There isn’t one hero or heroine of Game of Thrones. Not one person in the show whose motivations are “doing what’s right.” It’s all about vengeance, personal gain and power.

The three most notable antiheroes of the franchise include Theon Greyjoy, Jaime Lannister and Tyrion Lannister. At different points in the series, they were pure villainy. In other episodes, we rooted for them to achieve their goals because it protected other characters we loved or because their behavior was good and honorable.

The way they ended the series also contributed to their antiheroism — Theon dead by the Night King’s hand while trying to save the Starks, Jaime frustratingly being crushed to death alongside his sister/lover and Tyrion being pardoned by the new king of Westeros.

But there’s just something about the moral gray areas in Star Wars, especially when it comes to beloved antiheroes bouncing between the light and dark sides. Take Asajj Ventress from the Clone Wars era. On her face, she was a ruthless, cunning and strong acolyte of the dark side, trained by Count Dooku to be his assassin. She eventually sought vengeance against her former master and became a bounty hunter after being refused the accolades of a true Sith.

But when we learned about her past, we saw an entirely different, relatable side to Asajj. She carries the heavy trauma of losing her first master as a Jedi padawan as well as the images of watching her whole family and culture destroyed before her eyes.

Throughout her time in The Clone Wars series and in Christie Golden’s Dark Disciple, we finally saw Asajj regain parts of her humanity and help others.

Then there’s Ben Solo, formerly known as Kylo Ren, the former dark lord and Leia and Han’s son. His redemption arc in the sequel films echoes that of his grandfather Anakin Skywalker and is a quintessential Star Wars antihero story.

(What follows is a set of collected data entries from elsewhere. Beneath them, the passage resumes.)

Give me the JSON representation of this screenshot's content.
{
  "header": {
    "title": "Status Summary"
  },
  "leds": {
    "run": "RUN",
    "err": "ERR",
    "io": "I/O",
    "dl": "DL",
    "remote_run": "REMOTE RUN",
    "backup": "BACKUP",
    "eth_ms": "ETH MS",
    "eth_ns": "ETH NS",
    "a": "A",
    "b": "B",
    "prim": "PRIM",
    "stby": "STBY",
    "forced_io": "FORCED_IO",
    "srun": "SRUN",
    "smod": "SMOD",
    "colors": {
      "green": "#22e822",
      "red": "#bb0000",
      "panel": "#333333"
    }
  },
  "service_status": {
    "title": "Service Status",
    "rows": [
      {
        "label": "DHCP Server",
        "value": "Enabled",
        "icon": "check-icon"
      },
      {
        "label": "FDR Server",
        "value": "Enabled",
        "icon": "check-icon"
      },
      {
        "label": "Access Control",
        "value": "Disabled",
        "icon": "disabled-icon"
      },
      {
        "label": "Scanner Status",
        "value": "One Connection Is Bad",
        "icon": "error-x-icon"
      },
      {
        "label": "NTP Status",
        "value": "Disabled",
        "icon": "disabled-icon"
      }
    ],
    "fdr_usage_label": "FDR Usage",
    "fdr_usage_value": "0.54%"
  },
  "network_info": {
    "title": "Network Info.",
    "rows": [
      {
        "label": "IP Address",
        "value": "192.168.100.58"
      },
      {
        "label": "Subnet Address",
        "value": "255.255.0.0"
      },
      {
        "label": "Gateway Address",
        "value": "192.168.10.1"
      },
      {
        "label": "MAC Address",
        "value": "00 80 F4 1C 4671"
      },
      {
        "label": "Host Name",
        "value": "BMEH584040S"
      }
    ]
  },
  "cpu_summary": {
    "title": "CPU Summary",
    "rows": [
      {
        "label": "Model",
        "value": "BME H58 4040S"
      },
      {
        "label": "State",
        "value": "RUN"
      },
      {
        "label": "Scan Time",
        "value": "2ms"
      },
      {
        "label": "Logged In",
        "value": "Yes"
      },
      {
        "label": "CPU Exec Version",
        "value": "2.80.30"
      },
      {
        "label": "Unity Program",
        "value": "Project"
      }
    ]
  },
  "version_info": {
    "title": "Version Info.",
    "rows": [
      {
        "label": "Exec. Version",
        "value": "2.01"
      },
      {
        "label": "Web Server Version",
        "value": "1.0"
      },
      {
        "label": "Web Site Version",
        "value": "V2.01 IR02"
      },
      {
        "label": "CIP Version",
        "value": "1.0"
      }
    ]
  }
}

The reader’s digest version: Ben became Kylo Ren after being manipulated into the dark side by Snoke (failed clone of Emperor Palpatine) then tried to convince Rey to join forces and “kill the past” and rule the galaxy together. Kylo Ren killed his father and loads of other people while pushing his plans with the First Order. But by the end of The Rise of Skywalker, Kylo Ren turned back to the light as Ben after dueling with Rey on the wreckage of the second Death Star on Endor’s moon. He then goes to Exegol, killing the infamous Knights of Ren and helping Rey destroy Palpatine once and for all.

Few can match the Star Wars brand of antiheroism because of its relatability while still being rooted in fantasy. Superheroes stories have a similar brand of antiheroism, which makes Star Wars stories ripe for comic book adaptation. And some of the best antiheroes in the franchise have roots in comics and other literature, like Doctor Aphra and Yrica Quell.